Poster Diskusi Green Papua. doc GP |
Materi ini disusun
sebagai materi Pemantik diskusi menjelang 5 Februari 2022
Tujuan :
1.Mengetahui asal-usul Agama ?
2. Bagaimana Proses Masuknya Gereja di Papua ?
3. Bagaimana relasi penyebaran agama samawi dan penjajahan di Papua ?
4. Alterntif Gerakan didalam gereja dan agama untuk pembebasan Nasional Papua
Barat.
Agama merupakan
suatu sistem kepercayaan atau keyakinan terhadap sesuatu memiliki
kekuatan-energi yang mempengaruhi kejadian-kejadian tertentu diluar jangkauan
manusia, sekalipun tampilannya tidak begitu jelas, manusia meng-abstraksikan
agama dengan simbol-simbol, benda-benda, dan pengkultusan individu-indivud yang
dianggap jelmaan dari gambaran sesuatu yang mengatur tatanan alam semesta.
Sistem kepercayaan
atau agama berkembang secara acak dan terpisah-pisah sesuai perseberan manusia
dan pola interaksinya terhadap alam
semesta dan hubungan social yang didalam masyarakat.
Keyakinan-keyakinan
yang muncul didalam masyarakat menimbulkan refleksi-refleksi terbatas yang pada
akhirnya membentuk batas-batas, auran-aturan yang dianggap tepat untuk menata
alam, manusia dan juga hubungan-hubungan social dengan konsep Agama awal:
animism, totemisme, dinamisme, magis, kepercayaan terhadap Dewa Tertinggi.
Kepercayaan=kepercayaan
primitive ini sangat berkembang massif dan maju dalam fase perkembangan
masyarakat komunal primitive sampai kepada zaman Feodalisme.
Zaman Feodalisme,
di India dan Nepal berkembang Agama Hindu dan Budha, di Israel dan Mesir
berkembang Agama Yahudi, di Mekah Arab Saudi berkembang Agama Islam dan di
Eropa dan Roma berkemban Agama Kristen Katolik dan Kristen Protestan (Lutheran,
Calvinis dan Baptis).
Fenomena
perkembangan Agama ini menurut marx adalah
“ Kenestapaan
keagamaan, pada saat yang sama merupakan ungkapan kesengsaraan nyata dan
sekaligus protes melawan penderitaan nyata tersebut.
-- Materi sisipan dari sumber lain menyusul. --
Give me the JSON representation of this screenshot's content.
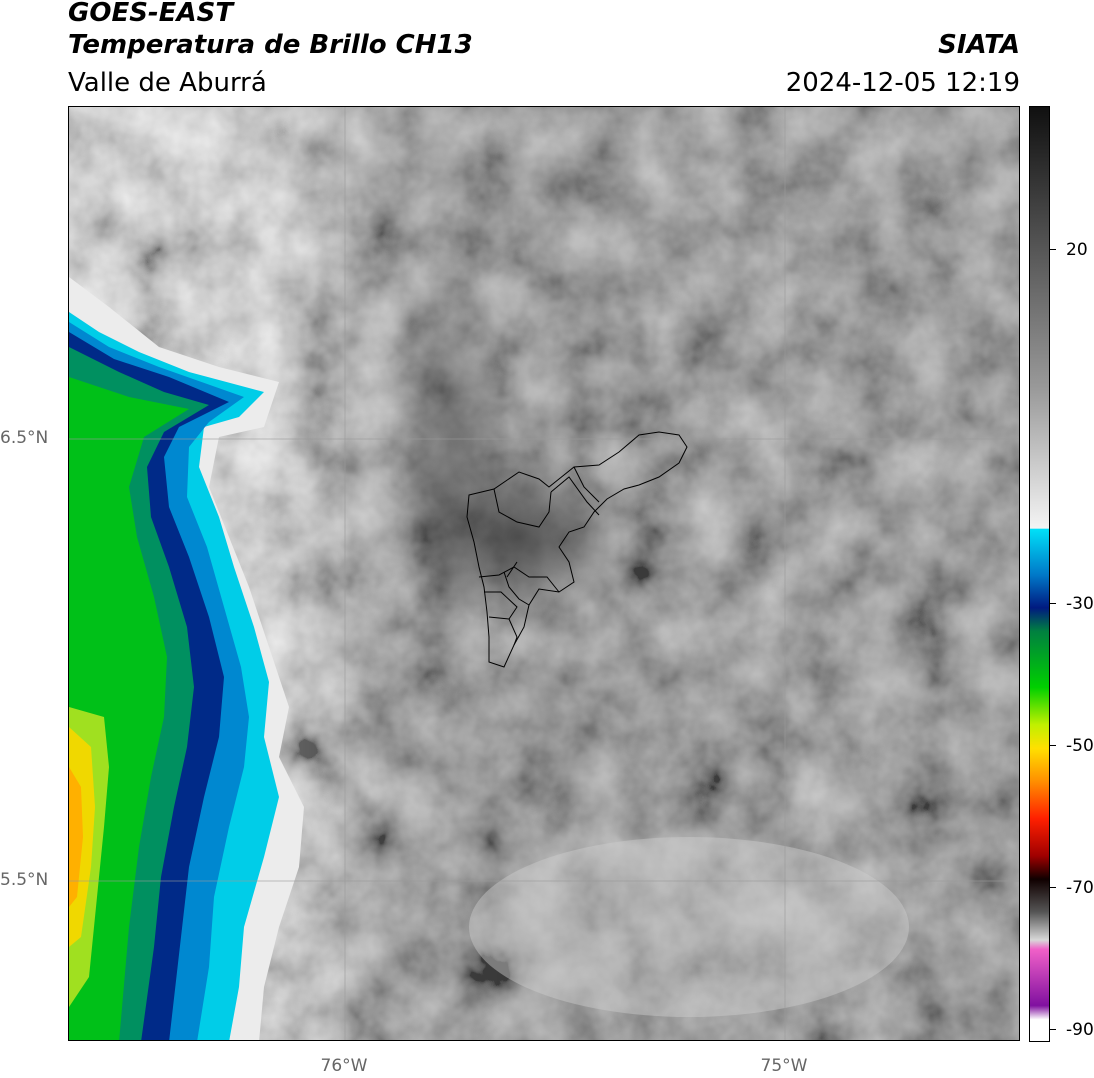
{
  "header": {
    "satellite": "GOES-EAST",
    "product": "Temperatura de Brillo CH13",
    "region": "Valle de Aburrá",
    "brand": "SIATA",
    "timestamp": "2024-12-05 12:19"
  },
  "map": {
    "lat_labels": [
      "6.5°N",
      "5.5°N"
    ],
    "lon_labels": [
      "76°W",
      "75°W"
    ]
  },
  "colorbar": {
    "tick_labels": [
      "20",
      "-30",
      "-50",
      "-70",
      "-90"
    ],
    "colors": {
      "cold_top": "#e8e8e8",
      "cyan": "#00d8f0",
      "blue": "#003090",
      "green": "#00c020",
      "yellow": "#f0e000",
      "orange": "#ff8000",
      "red": "#e00000",
      "dark": "#200000",
      "pink": "#e060c0",
      "purple": "#8010a0"
    }
  }
}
Agama adalah keluh
kesahnya makhluk yang tertindas, jantungnya dunia yang tidak punya hati, karena
itu ia merupakan roh dari suatu keadaan yang tak memiliki roh sama sekali. Ia
adalah candu rakyat”.1
Pandangan Marx
dalam esainya –Toward the Critique of Hegel’s Philosophy of Right, ditulis
tahun 1844, ketika ia masih berstatus sebagai murid Ludwig Feuerbach, seorang
pemikir terkemuka dari Hegelian Kiri, Marx lebih mempertimbangkan watak ganda
dari agama dan melihat agama sebagai suatu keterasingan (alineasi) hakikat
manusia. Lebih lanjut Marx dalam German
Ideology (1846) menulis, “ sebagai suatu kenyataan sosial dan sejarah yang
menyertakan suatu analisis tentang agama sebagai salah satu dari berbagai
bentuk ideologi –yakni produk kerohanian suatu masyarakat, hasil dari
gagasan-gagasan, perlambangan-perlambangan dan alam kesadaran—yang semuanya
jelas dibentuk oleh produksi material yang berkaitan erat dengan hubungan-hubungan
social yang ada dalam masyarakat”.2
Analisa marx
tentang Agama dan Masyarakat ini diperkaya oleh sumbangsi Friedrich Engels
menampakkan minat yang lebih besar terhadap gejala keagamaan dan peran
sejarahnya. Terhadap kajian Marxis, sumbangsih Engels tentang agama adalah
analisis mengenai hubungan antara perlambang-perlambang keagamaan dan
perjuangan kelas. Yang melampaui perdebatan-perdebatan filosofis (antara
materialisme dengan idealisme), mencoba memahami dan menjelaskan
ungkapan-ungkapan sosial nyata dari agama-agama.
Agama Kristen
(sebagaimana yang dilihat oleh Feuerbach) tidak terus menerus tampil sebagai
suatu ‘hakikat’ yang sama di setiap masa (timeless), tetapi merupakan suatu
bentuk kebudayaan yang mengalami transformasi di berbagai periode sejarah yang
berbeda. Pertama kali adalah agamanya para budak belian, kemudian menjadi
ideologi negara Kekaisaran Romawi, lalu dijalin ke dalam jenjang masyarakat
ningrat (feodal) dan, terakhir, diserap ke dalam masyarakat borjuis. Tentu saja
sepanjang rentang sejarah ini terjadi perselisihan di antara berbagai kekuatan
lapisan sosial pemeluk keagamaan tersebut: antara teologi yang dipahami kaum
ningrat, Protestanisme borjuis, dan berbagai ajaran bid’ah (heresy) orang
kampung. Analisis Engels, sesekali memang terperosok juga ke arah penafsiran
utilitarian, yakni penafsiran instrumental atas gerakan-gerakan keagamaan:
“…tiap kelas yang
berbeda menggunakan agama yang tepat bagi mereka masing-masing … dan hal itu
membuat perbedaan yang kecil saja apakah orang-orang itu memang percaya kepada
agama yang mereka anut atau tidak”.3
Ketersamaran
keagamaan dari kepentingan-kepentingan kelas masyarakat tertentun dalam
berbagai bentuk agama. Tetapi berkat perjuangan kelasnya, ia menyatakan bahwa
pertentangan antara materialisme dan agama tidak selamanya mutlak. Seperti yang
dilihat di Inggris pada abad XVIII, materialisme pada orang yang namanya Hobbes
memang mati-matian mempertahankan kekuasaan mutlak kerajaan, sementara
aliran-aliran Protestan justru menggunakan agama sebagai panji-panji
revolusioner mereka dalam menentang keluarga kerajaan dinasti Stuart.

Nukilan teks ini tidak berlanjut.